Make use of online storage
If you are like majority of organisations that are trying to move away from storing payroll records in cabinets full of ring files, that’s great! Storing payroll records in cloud-based platforms means that employers do not have to worry about the lack of storage space. Cloud-based platforms also offer employers enhanced data security features and encryption software that allows large databases of payroll records to be stored securely while maintaining easy accessibility.
Limit access to payroll data
Access to payroll information should be limited to designated employees. At the same time, limit the extent of access that each designated user has. For instance, if you have an employee that is responsible for running payroll, ensure that he or she only has access to payroll information that is necessary for payroll processing. If there is another employee that manages that company’s bank accounts for payroll, only grant him or her access to view payroll records without the editing functionality. By limiting and granting the appropriate access to the people that have access to payroll records, this minimises the risk of unauthorised access to confidential payroll information.
Create strong passwords
Creating a strong password limits the chances of unauthorised access to payroll data.

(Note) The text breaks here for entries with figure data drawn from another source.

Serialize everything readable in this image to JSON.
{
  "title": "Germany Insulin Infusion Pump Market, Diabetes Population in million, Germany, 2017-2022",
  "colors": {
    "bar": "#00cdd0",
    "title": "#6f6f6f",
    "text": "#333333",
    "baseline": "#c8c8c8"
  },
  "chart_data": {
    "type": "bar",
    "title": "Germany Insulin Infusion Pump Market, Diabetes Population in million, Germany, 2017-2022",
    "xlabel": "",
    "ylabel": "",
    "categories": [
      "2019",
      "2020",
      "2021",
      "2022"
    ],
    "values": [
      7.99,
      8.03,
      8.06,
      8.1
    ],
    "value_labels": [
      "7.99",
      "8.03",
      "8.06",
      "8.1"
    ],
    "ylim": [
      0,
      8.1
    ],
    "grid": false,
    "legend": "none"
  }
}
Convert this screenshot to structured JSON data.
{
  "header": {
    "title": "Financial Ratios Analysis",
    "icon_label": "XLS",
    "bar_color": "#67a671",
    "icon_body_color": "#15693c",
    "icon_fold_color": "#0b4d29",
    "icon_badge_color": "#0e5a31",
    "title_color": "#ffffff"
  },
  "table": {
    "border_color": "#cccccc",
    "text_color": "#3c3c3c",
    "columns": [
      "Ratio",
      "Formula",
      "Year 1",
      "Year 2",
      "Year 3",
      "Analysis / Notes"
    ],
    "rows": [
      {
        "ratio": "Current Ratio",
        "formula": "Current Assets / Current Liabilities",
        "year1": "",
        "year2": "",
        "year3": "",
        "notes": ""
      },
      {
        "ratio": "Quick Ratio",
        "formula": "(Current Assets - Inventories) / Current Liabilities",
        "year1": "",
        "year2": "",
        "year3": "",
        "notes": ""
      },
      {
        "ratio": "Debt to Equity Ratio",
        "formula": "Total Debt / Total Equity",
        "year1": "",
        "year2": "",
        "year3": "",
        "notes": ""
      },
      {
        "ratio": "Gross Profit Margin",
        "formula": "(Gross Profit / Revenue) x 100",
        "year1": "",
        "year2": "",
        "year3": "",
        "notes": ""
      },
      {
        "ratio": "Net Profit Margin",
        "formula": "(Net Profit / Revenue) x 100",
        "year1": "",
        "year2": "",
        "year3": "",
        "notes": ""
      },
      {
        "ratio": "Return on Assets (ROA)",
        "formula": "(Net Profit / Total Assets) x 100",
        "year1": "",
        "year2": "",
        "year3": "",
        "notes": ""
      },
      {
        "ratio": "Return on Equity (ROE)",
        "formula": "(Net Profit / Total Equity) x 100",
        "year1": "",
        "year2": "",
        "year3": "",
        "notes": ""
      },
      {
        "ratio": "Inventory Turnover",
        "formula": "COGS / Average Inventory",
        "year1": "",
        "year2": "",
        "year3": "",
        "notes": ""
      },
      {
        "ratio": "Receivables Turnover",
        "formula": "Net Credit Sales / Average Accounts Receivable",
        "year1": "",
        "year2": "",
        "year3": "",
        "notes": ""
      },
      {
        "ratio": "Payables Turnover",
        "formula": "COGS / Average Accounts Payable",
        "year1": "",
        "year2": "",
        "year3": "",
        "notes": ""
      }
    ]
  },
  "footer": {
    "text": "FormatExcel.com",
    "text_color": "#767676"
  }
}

A good password will include a combination of uppercase and lowercase letters, symbols and numbers. Ensure that only authorised employees have access to these passwords. Avoid using a password that is easy to guess such as your company name or personal name. Similarly, create different passwords for each corporate account and payroll systems.
Change passwords regularly
If the employee that was responsible for managing payroll has resigned, do change the passwords for all the accounts that the particular employee has access to. This prevents the resigned employee from accessing confidential payroll data after they leave the organisation. Even if employees that are handling payroll do not resign from the organisation, it is a good practice to change your passwords regularly such as every three or four months. This makes it more difficult to guess the passwords.
Destroy old records securely
If there is a need to destroy old payroll records, ensure that they are done securely to avoid any misuse of confidential information. Payroll records, no matter how backdated they may be, may still contain sensitive information. Using a document shredder is a good and quick way to destroy hardcopies of historical payroll information securely.